Tonight Jennifer and I will try to sleep all night at our house while Tonya stays in the ICU room with Nancy overnight. At least until Nancy is off the respirator, I’d like her to have a family member here with her in the room. Comfort for me for sure and, I believe, comfort for Nancy, too. She may not remember later, but she knows we are here now. Nancy’s nursing care here in the ICU is one-on-one. Amazing. Just incredible.
So what happened yesterday? Nancy and I have both had kinda nasty colds all week. Yesterday I woke up after her and she was sitting at the kitchen table working on her textbook. She looked like she was feeling better and reported feeling pretty good. We had coffee together. An hour or so later she was in her recliner in the living room, still working on her puter. She complained twice of feeling nauseated. We talked about that a little. I was getting ready to go out for about an hour or so. Then she said “I’m going to throw up” and came forward out of her chair. She wound up face down on the floor, and I couldn’t rouse her. I could see she was getting blue in the face, so I called 911. That was at 9:45 AM. After opening the front door, I flipped her over and, with the coaching of the 911 operator, began chest compressions. Her color improved almost immediately. The paramedics where there under 10 minutes is my guess. They took over and had to shock her heart 5 times to get it going again, which happened, as I understand it, in the ambulance just as we were leaving the house.

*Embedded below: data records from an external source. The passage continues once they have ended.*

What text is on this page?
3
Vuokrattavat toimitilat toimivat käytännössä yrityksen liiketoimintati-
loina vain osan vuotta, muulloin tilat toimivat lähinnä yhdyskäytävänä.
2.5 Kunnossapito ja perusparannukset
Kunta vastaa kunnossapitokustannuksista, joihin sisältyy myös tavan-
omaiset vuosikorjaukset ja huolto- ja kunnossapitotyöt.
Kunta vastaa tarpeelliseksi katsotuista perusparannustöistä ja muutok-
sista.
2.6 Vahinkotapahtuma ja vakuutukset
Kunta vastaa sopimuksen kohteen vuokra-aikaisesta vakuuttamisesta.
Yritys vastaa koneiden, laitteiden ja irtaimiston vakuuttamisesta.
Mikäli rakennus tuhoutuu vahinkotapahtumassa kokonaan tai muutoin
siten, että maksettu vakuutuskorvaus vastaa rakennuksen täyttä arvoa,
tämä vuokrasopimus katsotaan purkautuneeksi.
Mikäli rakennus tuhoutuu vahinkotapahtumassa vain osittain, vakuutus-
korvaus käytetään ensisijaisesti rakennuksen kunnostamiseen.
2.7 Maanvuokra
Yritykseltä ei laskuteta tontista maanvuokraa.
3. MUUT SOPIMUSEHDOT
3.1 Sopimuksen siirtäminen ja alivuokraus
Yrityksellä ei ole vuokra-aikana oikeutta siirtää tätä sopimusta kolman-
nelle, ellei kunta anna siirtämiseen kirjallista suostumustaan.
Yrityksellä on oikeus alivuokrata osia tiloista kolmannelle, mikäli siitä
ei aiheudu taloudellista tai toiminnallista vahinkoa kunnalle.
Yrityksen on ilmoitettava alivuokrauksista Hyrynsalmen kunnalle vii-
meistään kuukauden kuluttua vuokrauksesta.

She went directly to the cath lab upon arrival at the U of M Hospital. No blockage found. Stabilized her and moved her to the Cardiac ICU. Around 3 o’clock she went into cardiac arrest again. There was very brief but very furious activity in her room (15 to 20 people in here!), and they got her heart going again. But her blood pressure was poor. So they prepared to take her back to the cath lab. The doctor said they would likely need to put her on a bypass machine to pump her heart for her. But she improved while they were prepping her, so they were able to use an intermediate intervention with a balloon pump up near her heart. I’ll let Tonya tell you more about all that.
Then back up to the ICU unit by 6 pm or so. They worked to get her calm and sedated and things have been real calm for her ever since.

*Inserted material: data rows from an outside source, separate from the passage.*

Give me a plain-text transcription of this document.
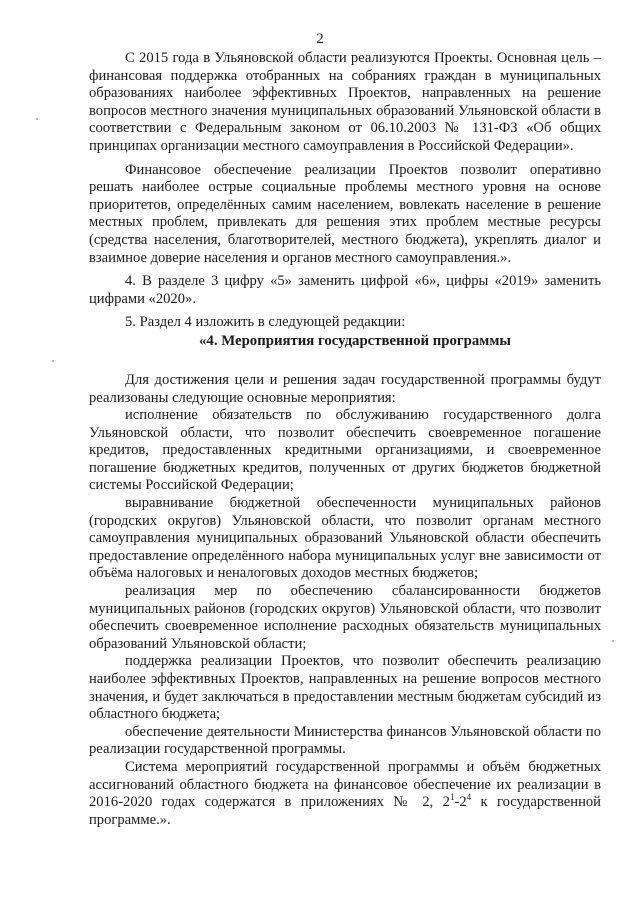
2

С 2015 года в Ульяновской области реализуются Проекты. Основная цель – финансовая поддержка отобранных на собраниях граждан в муниципальных образованиях наиболее эффективных Проектов, направленных на решение вопросов местного значения муниципальных образований Ульяновской области в соответствии с Федеральным законом от 06.10.2003 № 131-ФЗ «Об общих принципах организации местного самоуправления в Российской Федерации».

Финансовое обеспечение реализации Проектов позволит оперативно решать наиболее острые социальные проблемы местного уровня на основе приоритетов, определённых самим населением, вовлекать население в решение местных проблем, привлекать для решения этих проблем местные ресурсы (средства населения, благотворителей, местного бюджета), укреплять диалог и взаимное доверие населения и органов местного самоуправления.».

4. В разделе 3 цифру «5» заменить цифрой «6», цифры «2019» заменить цифрами «2020».

5. Раздел 4 изложить в следующей редакции:

«4. Мероприятия государственной программы

Для достижения цели и решения задач государственной программы будут реализованы следующие основные мероприятия:

исполнение обязательств по обслуживанию государственного долга Ульяновской области, что позволит обеспечить своевременное погашение кредитов, предоставленных кредитными организациями, и своевременное погашение бюджетных кредитов, полученных от других бюджетов бюджетной системы Российской Федерации;

выравнивание бюджетной обеспеченности муниципальных районов (городских округов) Ульяновской области, что позволит органам местного самоуправления муниципальных образований Ульяновской области обеспечить предоставление определённого набора муниципальных услуг вне зависимости от объёма налоговых и неналоговых доходов местных бюджетов;

реализация мер по обеспечению сбалансированности бюджетов муниципальных районов (городских округов) Ульяновской области, что позволит обеспечить своевременное исполнение расходных обязательств муниципальных образований Ульяновской области;

поддержка реализации Проектов, что позволит обеспечить реализацию наиболее эффективных Проектов, направленных на решение вопросов местного значения, и будет заключаться в предоставлении местным бюджетам субсидий из областного бюджета;

обеспечение деятельности Министерства финансов Ульяновской области по реализации государственной программы.

Система мероприятий государственной программы и объём бюджетных ассигнований областного бюджета на финансовое обеспечение их реализации в 2016-2020 годах содержатся в приложениях № 2, $2^1-2^4$ к государственной программе.».
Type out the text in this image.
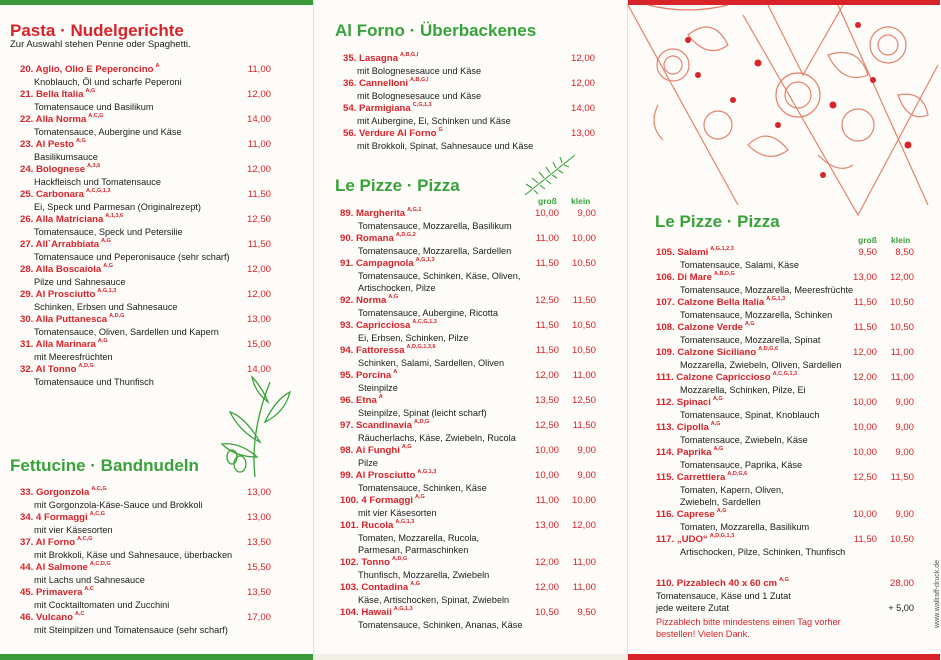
Pasta · Nudelgerichte
Zur Auswahl stehen Penne oder Spaghetti.
20. Aglio, Olio E Peperoncino $^A$	11,00
Knoblauch, Öl und scharfe Peperoni
21. Bella Italia $^{A,G}$	12,00
Tomatensauce und Basilikum
22. Alla Norma $^{A,C,G}$	14,00
Tomatensauce, Aubergine und Käse
23. Al Pesto $^{A,G}$	11,00
Basilikumsauce
24. Bolognese $^{A,3,6}$	12,00
Hackfleisch und Tomatensauce
25. Carbonara $^{A,C,G,1,3}$	11,50
Ei, Speck und Parmesan (Originalrezept)
26. Alla Matriciana $^{A,1,3,6}$	12,50
Tomatensauce, Speck und Petersilie
27. All`Arrabbiata $^{A,G}$	11,50
Tomatensauce und Peperonisauce (sehr scharf)
28. Alla Boscaiola $^{A,G}$	12,00
Pilze und Sahnesauce
29. Al Prosciutto $^{A,G,1,3}$	12,00
Schinken, Erbsen und Sahnesauce
30. Alla Puttanesca $^{A,D,G}$	13,00
Tomatensauce, Oliven, Sardellen und Kapern
31. Alla Marinara $^{A,G}$	15,00
mit Meeresfrüchten
32. Al Tonno $^{A,D,G}$	14,00
Tomatensauce und Thunfisch
Fettucine · Bandnudeln
33. Gorgonzola $^{A,C,G}$	13,00
mit Gorgonzola-Käse-Sauce und Brokkoli
34. 4 Formaggi $^{A,C,G}$	13,00
mit vier Käsesorten
37. Al Forno $^{A,C,G}$	13,50
mit Brokkoli, Käse und Sahnesauce, überbacken
44. Al Salmone $^{A,C,D,G}$	15,50
mit Lachs und Sahnesauce
45. Primavera $^{A,C}$	13,50
mit Cocktailtomaten und Zucchini
46. Vulcano $^{A,C}$	17,00
mit Steinpilzen und Tomatensauce (sehr scharf)
Al Forno · Überbackenes
35. Lasagna $^{A,B,G,I}$	12,00
mit Bolognesesauce und Käse
36. Cannelloni $^{A,B,G,I}$	12,00
mit Bolognesesauce und Käse
54. Parmigiana $^{C,G,1,3}$	14,00
mit Aubergine, Ei, Schinken und Käse
56. Verdure Al Forno $^G$	13,00
mit Brokkoli, Spinat, Sahnesauce und Käse
Le Pizze · Pizza
groß klein
89. Margherita $^{A,G,1}$	10,00 9,00
Tomatensauce, Mozzarella, Basilikum
90. Romana $^{A,D,G,2}$	11,00 10,00
Tomatensauce, Mozzarella, Sardellen
91. Campagnola $^{A,G,1,3}$	11,50 10,50
Tomatensauce, Schinken, Käse, Oliven,
Artischocken, Pilze
92. Norma $^{A,G}$	12,50 11,50
Tomatensauce, Aubergine, Ricotta
93. Capricciosa $^{A,C,G,1,3}$	11,50 10,50
Ei, Erbsen, Schinken, Pilze
94. Fattoressa $^{A,D,G,1,3,6}$	11,50 10,50
Schinken, Salami, Sardellen, Oliven
95. Porcina $^A$	12,00 11,00
Steinpilze
96. Etna $^A$	13,50 12,50
Steinpilze, Spinat (leicht scharf)
97. Scandinavia $^{A,D,G}$	12,50 11,50
Räucherlachs, Käse, Zwiebeln, Rucola
98. Ai Funghi $^{A,G}$	10,00 9,00
Pilze
99. Al Prosciutto $^{A,G,1,3}$	10,00 9,00
Tomatensauce, Schinken, Käse
100. 4 Formaggi $^{A,G}$	11,00 10,00
mit vier Käsesorten
101. Rucola $^{A,G,1,3}$	13,00 12,00
Tomaten, Mozzarella, Rucola,
Parmesan, Parmaschinken
102. Tonno $^{A,D,G}$	12,00 11,00
Thunfisch, Mozzarella, Zwiebeln
103. Contadina $^{A,G}$	12,00 11,00
Käse, Artischocken, Spinat, Zwiebeln
104. Hawaii $^{A,G,1,3}$	10,50 9,50
Tomatensauce, Schinken, Ananas, Käse
Le Pizze · Pizza
groß klein
105. Salami $^{A,G,1,2,3}$	9,50 8,50
Tomatensauce, Salami, Käse
106. Di Mare $^{A,B,D,G}$	13,00 12,00
Tomatensauce, Mozzarella, Meeresfrüchte
107. Calzone Bella Italia $^{A,G,1,3}$	11,50 10,50
Tomatensauce, Mozzarella, Schinken
108. Calzone Verde $^{A,G}$	11,50 10,50
Tomatensauce, Mozzarella, Spinat
109. Calzone Siciliano $^{A,D,G,6}$	12,00 11,00
Mozzarella, Zwiebeln, Oliven, Sardellen
111. Calzone Capriccioso $^{A,C,G,1,3}$	12,00 11,00
Mozzarella, Schinken, Pilze, Ei
112. Spinaci $^{A,G}$	10,00 9,00
Tomatensauce, Spinat, Knoblauch
113. Cipolla $^{A,G}$	10,00 9,00
Tomatensauce, Zwiebeln, Käse
114. Paprika $^{A,G}$	10,00 9,00
Tomatensauce, Paprika, Käse
115. Carrettiera $^{A,D,G,6}$	12,50 11,50
Tomaten, Kapern, Oliven,
Zwiebeln, Sardellen
116. Caprese $^{A,G}$	10,00 9,00
Tomaten, Mozzarella, Basilikum
117. „UDO“ $^{A,D,G,1,3}$	11,50 10,50
Artischocken, Pilze, Schinken, Thunfisch
110. Pizzablech 40 x 60 cm $^{A,G}$	28,00
Tomatensauce, Käse und 1 Zutat
jede weitere Zutat	+ 5,00
Pizzablech bitte mindestens einen Tag vorher
bestellen! Vielen Dank.
www.wallraff-druck.de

So we’ll see what tomorrow brings. She is not clear of the cardiac woods yet. Yesterday I thought three or four times, this is going to be the day my sweet Nancy dies. Today my feeling is that she will live. She’s tougher than you might know or think. Pray for her to be strong. Pray there are no insurmountable setbacks. The doctors say this will be a marathon, not a sprint.
More tomorrow or the next day from me. More from others soon, too, probably. We thank you for all your love and support.